Berikut adalah ulasan sejarah wayang kulit dan perkembangannya :
1. Sejarah wayang kulit dan Kebudayaan hindu budha.
2. Wayang kulit di zaman kerajaan.
3. Wayang kulit pada zaman kerajaan islam
4. Wayang di dunia Internasional
Ragam Wayang di Nusantara
Merujuk tulisan Pandam Guritno (1988) dalam karyanya Wayang, Kebudayaan Indonesia dan Pancasila disebutkan, di Indonesia khususnya di Jawa, Bali, Lombok, Kalimantan, dan Sumatra terdapat puluhan model atau jenis wayang.

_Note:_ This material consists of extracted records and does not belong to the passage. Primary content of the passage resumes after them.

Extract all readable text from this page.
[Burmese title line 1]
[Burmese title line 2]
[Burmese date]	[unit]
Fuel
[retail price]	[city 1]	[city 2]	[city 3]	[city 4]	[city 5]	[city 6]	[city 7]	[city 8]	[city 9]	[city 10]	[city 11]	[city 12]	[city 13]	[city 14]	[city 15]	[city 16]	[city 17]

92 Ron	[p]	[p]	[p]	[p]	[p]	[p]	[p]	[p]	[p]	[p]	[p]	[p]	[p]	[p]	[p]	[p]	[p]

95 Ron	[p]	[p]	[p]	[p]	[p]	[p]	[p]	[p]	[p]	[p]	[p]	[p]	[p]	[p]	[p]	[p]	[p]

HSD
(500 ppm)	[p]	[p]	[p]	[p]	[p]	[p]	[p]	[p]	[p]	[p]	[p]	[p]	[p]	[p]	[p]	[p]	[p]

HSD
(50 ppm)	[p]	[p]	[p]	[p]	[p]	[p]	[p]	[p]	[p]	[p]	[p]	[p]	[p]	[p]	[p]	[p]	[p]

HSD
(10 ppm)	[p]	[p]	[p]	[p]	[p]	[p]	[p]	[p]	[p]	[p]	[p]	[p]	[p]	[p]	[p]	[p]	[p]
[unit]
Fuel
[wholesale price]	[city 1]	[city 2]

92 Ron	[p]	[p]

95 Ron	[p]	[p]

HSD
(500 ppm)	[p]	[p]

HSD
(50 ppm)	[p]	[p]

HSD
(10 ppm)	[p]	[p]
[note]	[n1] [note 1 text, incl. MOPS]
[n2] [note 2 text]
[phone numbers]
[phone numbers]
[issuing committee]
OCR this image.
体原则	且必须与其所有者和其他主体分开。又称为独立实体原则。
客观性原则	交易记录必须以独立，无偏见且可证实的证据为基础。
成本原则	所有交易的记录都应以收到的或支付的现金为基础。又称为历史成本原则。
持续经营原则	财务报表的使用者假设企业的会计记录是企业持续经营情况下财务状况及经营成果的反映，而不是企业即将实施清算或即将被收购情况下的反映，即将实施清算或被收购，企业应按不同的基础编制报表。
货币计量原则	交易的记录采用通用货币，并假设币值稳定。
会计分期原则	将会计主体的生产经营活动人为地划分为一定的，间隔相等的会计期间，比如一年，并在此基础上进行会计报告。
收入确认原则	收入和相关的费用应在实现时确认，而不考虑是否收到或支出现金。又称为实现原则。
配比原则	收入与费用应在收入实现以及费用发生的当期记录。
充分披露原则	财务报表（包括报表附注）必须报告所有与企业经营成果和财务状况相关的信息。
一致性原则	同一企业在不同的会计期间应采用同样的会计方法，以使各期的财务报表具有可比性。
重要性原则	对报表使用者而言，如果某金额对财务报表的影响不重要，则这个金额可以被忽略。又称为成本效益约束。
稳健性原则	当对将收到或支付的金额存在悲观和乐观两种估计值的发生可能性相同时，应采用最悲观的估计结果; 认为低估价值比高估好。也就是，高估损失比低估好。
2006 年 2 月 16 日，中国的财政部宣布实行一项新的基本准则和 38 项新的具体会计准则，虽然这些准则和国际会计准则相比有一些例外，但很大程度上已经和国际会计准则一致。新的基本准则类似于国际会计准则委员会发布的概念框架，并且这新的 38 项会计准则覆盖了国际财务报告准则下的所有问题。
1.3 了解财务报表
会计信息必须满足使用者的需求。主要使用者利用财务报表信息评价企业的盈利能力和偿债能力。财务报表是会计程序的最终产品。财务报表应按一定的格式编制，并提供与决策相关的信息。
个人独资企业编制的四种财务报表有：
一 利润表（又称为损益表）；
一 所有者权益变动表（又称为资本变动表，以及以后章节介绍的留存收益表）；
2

Guritno merujuk pada Prof Dr L Serrurier, Direktur Museum Etnografi di Leiden, yang pada akhir abad ke 19 melakukan survei tentang jenis-jenis wayang di Pulau Jawa. Hasil penelitiannya diterbitkan dengan judul De Wajang Poerwa pada 1896. Menurut Serrurier, jenis-jenis wayang yang dikenal di Pulau Jawa ketika itu, ialah: yaitu wayang beber, wayang gedog, wayang golek, wayang jemblung, wayang kalithik (klithik), wayang karucil (krucil), wayang langendria, wayang lilingong, wayang lumping, wayang madya, wayang pegon, wayang purwa, wayang puwara, wayang sasak, wayang topeng, dan wayang wong atau wayang orang.
Pada deretan nama-nama wayang di atas, Guritno menambahkan beberapa jenis atau model wayang lain, seperti wayang gambuh, wayang parwa, dan wayang ramayana di Bali; wayang sasak di Lombok; wayang banjar di Kalimantan; wayang palembang di Sumatra; juga wayang jemblung di Banyumas; tak terkecuali pun bisa disebutkan wayang kancil, wayang pancasila atau wayang suluh; wayang wahyu; dan lain sebagainya.
Sedangkan berdasarkan aktor utamanya, maka jenis atau tipe-tipe wayang bisa digolongkan menjadi lima kelompok, yaitu, pertama, wayang kulit, pemain di panggung ialah boneka dua dimensi, terbuat dari kulit atau tulang. Kedua, wayang golek, pemain di panggung ialah boneka-boneka tiga dimensi yang terbuat dari kayu. Ketiga, wayang wong atau orang, pemain di panggung ialah orang. Keempat, wayang beber, pemain hanya dilukiskan di atas kertas lebar yang digulung dan direntang (dibeber) saat pertunjukan. Kelima atau terakhir, wayang klithik, pemain di panggung ialah boneka-boneka terbuat dari kayu pipih.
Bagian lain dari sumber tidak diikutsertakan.